Toschas geile 3-Königstour 1999

Vorgeschichte

Es begab sich zu Beginn des neuen Jahres, dass eine Freundin ihren Skiurlaub in Gstaad/CH verbringen wollte. Da aber anscheinend die Schweiz derzeit Bio-Kampfstoffe testet, wurde sie am Montag durch einen Salmonellenangriff niedergestreckt. Ein wenig chatten mit Marc am Dienstagabend ließ einen abenteuerlichen Plan reifen...

Umsetzung

Es ist Mittwoch, 06.01.1999, 3 Königstag

6:40

Eiskalt vom dunklen Himmel funkelnde Sterne, Eiskristallen auf einer schwarzen Straße nicht unähnlich, lassen auf eine kalt gewesene Nacht schließen. Andererseits kündet weit im Osten ein zaghafter Hauch von Dämmerung den Beginn eines weiteren traumhaften Wintertages an.

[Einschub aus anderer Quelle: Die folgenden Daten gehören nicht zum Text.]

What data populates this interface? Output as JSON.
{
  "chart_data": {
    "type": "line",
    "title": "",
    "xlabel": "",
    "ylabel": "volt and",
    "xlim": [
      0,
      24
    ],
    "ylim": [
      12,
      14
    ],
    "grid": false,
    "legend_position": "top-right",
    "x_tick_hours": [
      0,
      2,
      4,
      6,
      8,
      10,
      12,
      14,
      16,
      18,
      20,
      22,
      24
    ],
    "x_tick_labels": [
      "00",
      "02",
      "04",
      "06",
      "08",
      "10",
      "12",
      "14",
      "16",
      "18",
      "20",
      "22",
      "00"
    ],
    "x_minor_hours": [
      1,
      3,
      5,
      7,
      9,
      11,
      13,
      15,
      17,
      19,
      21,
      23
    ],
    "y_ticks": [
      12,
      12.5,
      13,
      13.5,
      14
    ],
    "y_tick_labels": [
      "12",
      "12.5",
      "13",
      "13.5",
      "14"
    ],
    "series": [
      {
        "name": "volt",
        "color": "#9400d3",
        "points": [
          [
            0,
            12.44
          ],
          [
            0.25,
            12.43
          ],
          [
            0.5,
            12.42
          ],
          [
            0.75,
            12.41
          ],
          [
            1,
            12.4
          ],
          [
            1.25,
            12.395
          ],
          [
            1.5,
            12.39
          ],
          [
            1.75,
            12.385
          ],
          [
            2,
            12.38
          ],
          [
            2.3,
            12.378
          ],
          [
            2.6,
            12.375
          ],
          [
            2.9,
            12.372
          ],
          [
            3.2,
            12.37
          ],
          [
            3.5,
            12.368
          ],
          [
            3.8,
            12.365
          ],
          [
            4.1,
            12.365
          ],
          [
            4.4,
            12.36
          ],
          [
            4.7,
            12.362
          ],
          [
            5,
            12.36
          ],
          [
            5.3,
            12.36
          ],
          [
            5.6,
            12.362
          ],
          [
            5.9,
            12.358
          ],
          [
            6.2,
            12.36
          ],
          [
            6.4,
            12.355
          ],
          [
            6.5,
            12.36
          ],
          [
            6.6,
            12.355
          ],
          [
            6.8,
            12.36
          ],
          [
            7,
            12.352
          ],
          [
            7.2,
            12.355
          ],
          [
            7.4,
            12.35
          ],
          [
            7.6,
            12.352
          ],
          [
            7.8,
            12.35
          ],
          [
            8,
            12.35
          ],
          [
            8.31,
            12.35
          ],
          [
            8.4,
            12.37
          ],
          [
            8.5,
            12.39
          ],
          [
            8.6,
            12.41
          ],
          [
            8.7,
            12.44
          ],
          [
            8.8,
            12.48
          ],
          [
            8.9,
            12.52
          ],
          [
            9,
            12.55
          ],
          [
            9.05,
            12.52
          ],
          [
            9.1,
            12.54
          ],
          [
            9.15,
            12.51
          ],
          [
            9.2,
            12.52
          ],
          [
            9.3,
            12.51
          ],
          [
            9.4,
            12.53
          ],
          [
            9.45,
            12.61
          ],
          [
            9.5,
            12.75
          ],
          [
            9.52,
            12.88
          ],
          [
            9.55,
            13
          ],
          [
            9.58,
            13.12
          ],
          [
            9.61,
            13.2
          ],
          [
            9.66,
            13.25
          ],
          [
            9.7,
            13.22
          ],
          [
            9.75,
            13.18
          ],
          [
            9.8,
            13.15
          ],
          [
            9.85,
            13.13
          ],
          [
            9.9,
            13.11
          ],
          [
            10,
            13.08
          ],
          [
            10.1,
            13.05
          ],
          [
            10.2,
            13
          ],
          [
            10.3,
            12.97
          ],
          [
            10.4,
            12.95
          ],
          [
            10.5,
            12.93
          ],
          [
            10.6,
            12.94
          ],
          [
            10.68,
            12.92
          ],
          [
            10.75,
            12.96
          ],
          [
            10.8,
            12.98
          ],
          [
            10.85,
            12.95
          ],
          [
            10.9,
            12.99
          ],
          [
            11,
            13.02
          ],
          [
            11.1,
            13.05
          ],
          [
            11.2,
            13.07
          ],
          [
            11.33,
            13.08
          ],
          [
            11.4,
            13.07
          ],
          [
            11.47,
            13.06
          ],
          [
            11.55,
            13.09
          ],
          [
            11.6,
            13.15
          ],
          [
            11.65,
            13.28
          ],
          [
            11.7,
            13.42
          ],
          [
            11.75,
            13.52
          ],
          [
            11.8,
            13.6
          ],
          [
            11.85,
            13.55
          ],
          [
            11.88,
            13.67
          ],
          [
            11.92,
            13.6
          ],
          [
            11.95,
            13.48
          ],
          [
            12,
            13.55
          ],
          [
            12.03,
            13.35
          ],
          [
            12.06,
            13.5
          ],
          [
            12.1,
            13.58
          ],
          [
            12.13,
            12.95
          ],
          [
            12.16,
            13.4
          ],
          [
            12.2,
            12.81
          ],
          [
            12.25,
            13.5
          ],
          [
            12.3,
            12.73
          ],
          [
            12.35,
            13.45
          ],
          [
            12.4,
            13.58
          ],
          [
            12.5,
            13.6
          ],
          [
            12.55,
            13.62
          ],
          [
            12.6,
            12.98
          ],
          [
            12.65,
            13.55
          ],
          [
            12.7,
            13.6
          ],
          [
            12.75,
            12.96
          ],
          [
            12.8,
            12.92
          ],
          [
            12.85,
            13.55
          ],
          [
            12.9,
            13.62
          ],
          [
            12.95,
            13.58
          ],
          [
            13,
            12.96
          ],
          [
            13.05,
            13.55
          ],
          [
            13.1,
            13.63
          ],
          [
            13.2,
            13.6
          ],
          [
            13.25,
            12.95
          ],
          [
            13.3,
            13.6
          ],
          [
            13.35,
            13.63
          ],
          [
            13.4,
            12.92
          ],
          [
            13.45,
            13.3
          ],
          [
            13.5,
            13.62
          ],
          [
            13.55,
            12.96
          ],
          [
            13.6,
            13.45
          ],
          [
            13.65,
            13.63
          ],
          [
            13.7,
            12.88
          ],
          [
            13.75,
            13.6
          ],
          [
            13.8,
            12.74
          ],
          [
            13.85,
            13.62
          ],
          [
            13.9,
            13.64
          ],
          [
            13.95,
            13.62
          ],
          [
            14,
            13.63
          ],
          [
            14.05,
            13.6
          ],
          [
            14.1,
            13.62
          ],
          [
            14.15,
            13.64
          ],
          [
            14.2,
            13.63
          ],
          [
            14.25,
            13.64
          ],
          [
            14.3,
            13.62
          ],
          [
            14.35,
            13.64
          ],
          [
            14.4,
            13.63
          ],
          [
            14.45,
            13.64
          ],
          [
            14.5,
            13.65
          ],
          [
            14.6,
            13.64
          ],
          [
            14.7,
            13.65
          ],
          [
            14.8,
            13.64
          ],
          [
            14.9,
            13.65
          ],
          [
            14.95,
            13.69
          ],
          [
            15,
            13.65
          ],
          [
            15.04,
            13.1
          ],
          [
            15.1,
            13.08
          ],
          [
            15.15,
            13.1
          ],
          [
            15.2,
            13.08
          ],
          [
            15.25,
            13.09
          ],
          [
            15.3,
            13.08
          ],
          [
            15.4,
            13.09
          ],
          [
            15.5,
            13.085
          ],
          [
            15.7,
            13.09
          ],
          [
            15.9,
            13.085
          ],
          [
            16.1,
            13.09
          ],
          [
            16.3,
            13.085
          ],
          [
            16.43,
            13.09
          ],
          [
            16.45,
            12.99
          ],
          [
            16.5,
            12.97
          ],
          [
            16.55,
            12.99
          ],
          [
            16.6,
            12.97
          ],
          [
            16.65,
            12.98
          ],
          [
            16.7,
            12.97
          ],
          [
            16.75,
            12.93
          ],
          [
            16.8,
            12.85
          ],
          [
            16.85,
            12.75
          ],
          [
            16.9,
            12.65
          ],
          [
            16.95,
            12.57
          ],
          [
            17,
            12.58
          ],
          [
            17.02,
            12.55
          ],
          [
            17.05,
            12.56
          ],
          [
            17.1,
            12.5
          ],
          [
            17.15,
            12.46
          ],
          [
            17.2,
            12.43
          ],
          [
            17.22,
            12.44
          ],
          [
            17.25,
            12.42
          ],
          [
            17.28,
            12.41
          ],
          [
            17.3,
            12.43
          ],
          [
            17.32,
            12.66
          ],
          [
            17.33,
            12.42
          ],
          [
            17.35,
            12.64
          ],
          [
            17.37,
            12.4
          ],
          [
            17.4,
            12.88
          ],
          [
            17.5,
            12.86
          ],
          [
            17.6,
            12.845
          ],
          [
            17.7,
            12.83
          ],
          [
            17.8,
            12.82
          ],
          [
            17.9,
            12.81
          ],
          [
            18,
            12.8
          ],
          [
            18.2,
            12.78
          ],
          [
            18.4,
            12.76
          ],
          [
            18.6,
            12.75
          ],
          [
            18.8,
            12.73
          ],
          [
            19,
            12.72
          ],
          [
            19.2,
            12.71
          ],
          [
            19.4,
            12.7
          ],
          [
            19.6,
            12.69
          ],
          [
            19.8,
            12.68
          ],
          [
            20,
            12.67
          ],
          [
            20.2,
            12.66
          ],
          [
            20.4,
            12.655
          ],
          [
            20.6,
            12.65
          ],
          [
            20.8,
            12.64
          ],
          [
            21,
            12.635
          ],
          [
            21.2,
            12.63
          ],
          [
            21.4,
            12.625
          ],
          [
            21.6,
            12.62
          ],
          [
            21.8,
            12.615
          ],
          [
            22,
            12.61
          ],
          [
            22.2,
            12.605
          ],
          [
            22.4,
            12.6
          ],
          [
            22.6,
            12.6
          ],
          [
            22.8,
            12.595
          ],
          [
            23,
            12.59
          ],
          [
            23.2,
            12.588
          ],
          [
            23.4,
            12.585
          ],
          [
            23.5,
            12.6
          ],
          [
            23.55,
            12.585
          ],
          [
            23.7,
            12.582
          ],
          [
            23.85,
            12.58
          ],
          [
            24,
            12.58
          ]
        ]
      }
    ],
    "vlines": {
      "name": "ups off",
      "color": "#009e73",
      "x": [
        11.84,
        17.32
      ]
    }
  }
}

Der Plan von gestern Abend kann also, zumindest was das Wetter angeht, umgesetzt werden. Gegen die tageszeitbedingte Müdigkeit hilft eine Kanne Kaffee, das Motorrad wird mit dem Nötigsten bepackt.

7:45

Zum ersten Mal seit SW-II wird die Blade zum Leben erweckt, und zum ersten Mal wird die bis dahin nichtsahnende Nachbarschaft vom lieblichen Grollen geweckt. Die Weihnachtsbäume lassen ihre letzten Nadeln fallen und werfen ihre Dekorationen von sich, was aber nichts weiter ausmacht da an 3-König traditionell die Bäume abgebaut werden.

Kurze Beschleunigungstest zeigen, der Asphalt ist kalt aber griffig. Das Ziel ist ehrgeizig gesteckt, also erstmal BAB 96 Richtung Lindau. 'All systems go' nur richtig warm will dem Motor nicht werden. Aber die Temperaturanzeige kommt zumindest aus dem 'C' heraus, so what. Bis Wangen im Allgäu keine besonderen Vorkommnisse; nur dumm, dass dieser polnische S-Klasse Benz wohl keine Winterreifen montiert hat, aber bei 220 km/h auf leicht feuchter Fahrbahn siegt die Vernunft, der Kampf jedoch war nicht leicht.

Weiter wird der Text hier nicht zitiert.